If someone came along and built a nice venue that could handle say, 10K, without turning attendees into troglodytes, I bet we and Apple would both give it a serious look. For now though, I’d be surprised if things change much.
What Larry Said · The keynote surprise was a walk-on from Larry Page, which by the way takes a certain amount of courage for a guy with voice problems. His speech drew some eye-rolling, but I can testify that it wasn’t put on for the occasion; that’s just what he sounds like when he’s speaking internally to Googlers.
I think John Gruber’s pushback mostly misses the mark. First off, Larry is obviously right that the Net biz isn’t zero-sum. Look, for example, at iOS and Android clawing each other ferociously for market share; who’s winning depends on what measures you use, but the key thing is that no matter how you measure, both sides are growing and growing fast. And I’ll totally unsurprised if one of Microsoft or BlackBerry or Mozilla or someone nobody’s watching yet gets a spot on that mobile-software growth curve.
Also, more or less all growth is by accretion. There were tablets from Microsoft five years before the iPad; MapQuest was on the Web a decade before Google Maps got interesting; the list of examples is endless.
Great things that didn’t previously exist don’t burst like Athena from some deity’s forehead, but grow by relentless layering-on of improvements and additions; eventually this produces something so much better and different that it’s in effect qualitatively new.
What I Said · My speech, an overview of Identity tech, was pretty rough. Literally 10 minutes before showtime, my Keynote preso corrupted itself and wouldn’t play. I managed to export it as PDF so the audience could see it, minus the nifty animations and transitions, but I couldn’t see my speaker notes. Fortunately I remembered most of the 50 minutes’ worth of material, but there’s a whole lot of hemming and hawing and I am totally unrelaxed.
The talk is up on YouTube, but I don’t recommend it for anyone who reads this space, because I’ll eventually work through all the material here in a probably-more-coherent form.
The Girl/Boy Thing · IO, like every other tech gathering, suffers from horrible gender imbalance. I don’t know what to do about it but I don’t think it’s appropriate to ignore, and I’ll keep highlighting it as long as I keep seeing it.

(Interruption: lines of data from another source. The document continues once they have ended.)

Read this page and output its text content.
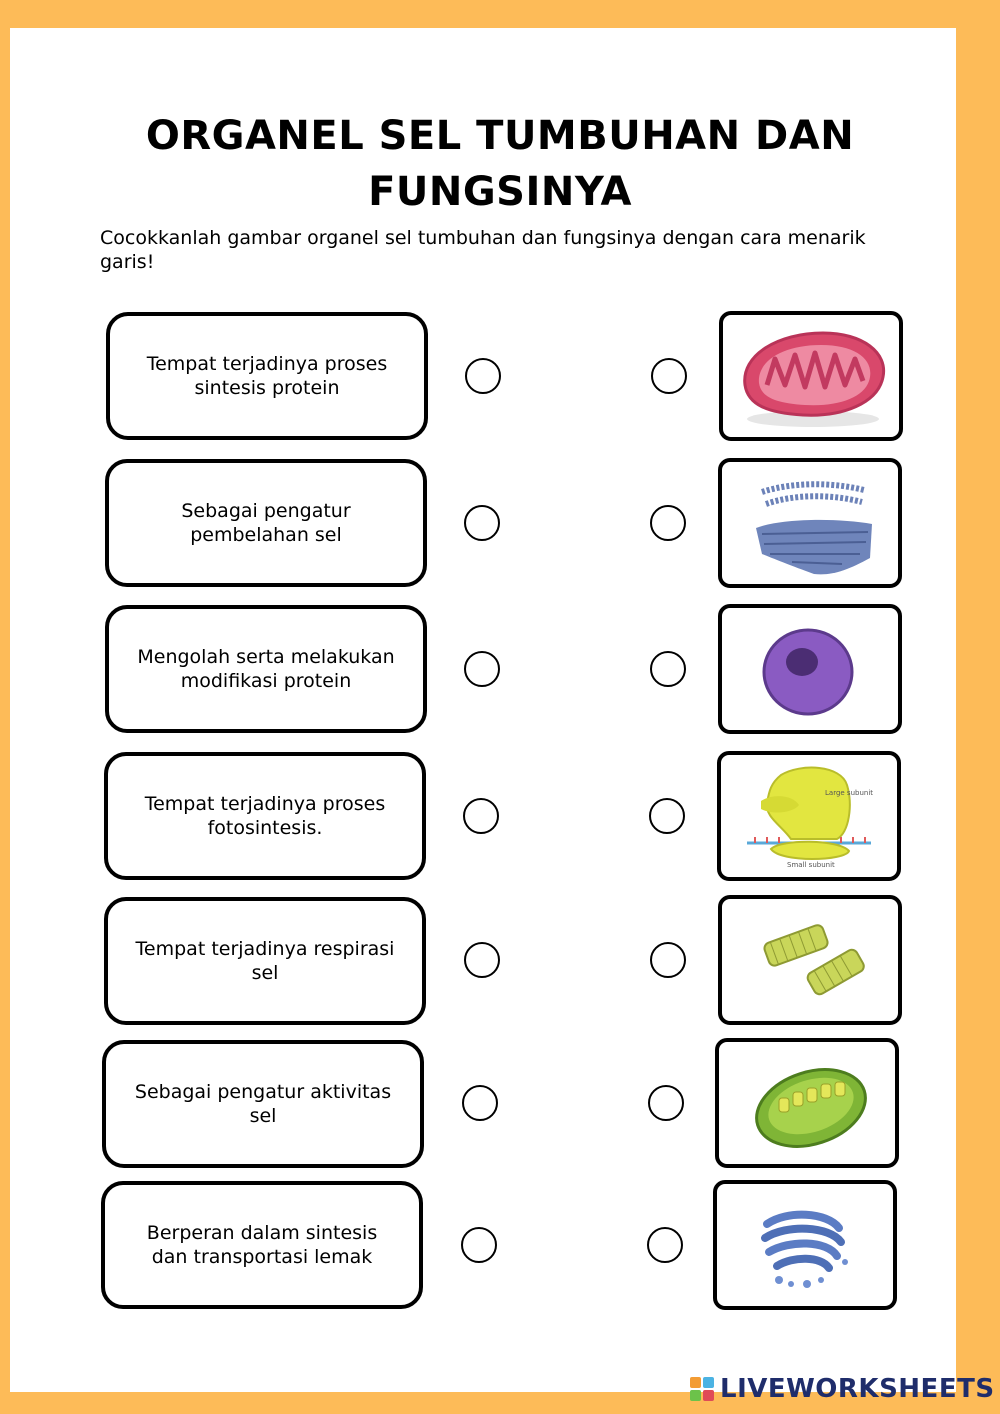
ORGANEL SEL TUMBUHAN DAN
FUNGSINYA
Cocokkanlah gambar organel sel tumbuhan dan fungsinya dengan cara menarik garis!
Tempat terjadinya proses sintesis protein
Sebagai pengatur pembelahan sel
Mengolah serta melakukan modifikasi protein
Tempat terjadinya proses fotosintesis.
Tempat terjadinya respirasi sel
Sebagai pengatur aktivitas sel
Berperan dalam sintesis dan transportasi lemak
Large subunit
Small subunit
LIVEWORKSHEETS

By the way, I had sort of thought there was not much new to be said about high-tech gender tension, but I was wrong; I recommend The Hawkeye Initiative IRL! by “K2” and Open Source Is Not A Warzone. Not Every Man Is A Dick by a girl-Perl-geek collective. I don’t 100% agree with everything they say, but any new contribution to this conversation is obviously A Good Thing.
My Tribe · That gender problem aside, IO left me proud to be a Net nerd. The people at IO are eclectic, open-hearted, loud-voiced; they are Burning-Man hippies, calculating entrepreneurs, concurrency obsessives, amateur opera singers; they come from everywhere, in all colors. (Those that are American include more or less no Republicans, because one thing that’s not cool among us is the celebration of ignorance.) I love them. There’s nothing I’d rather do.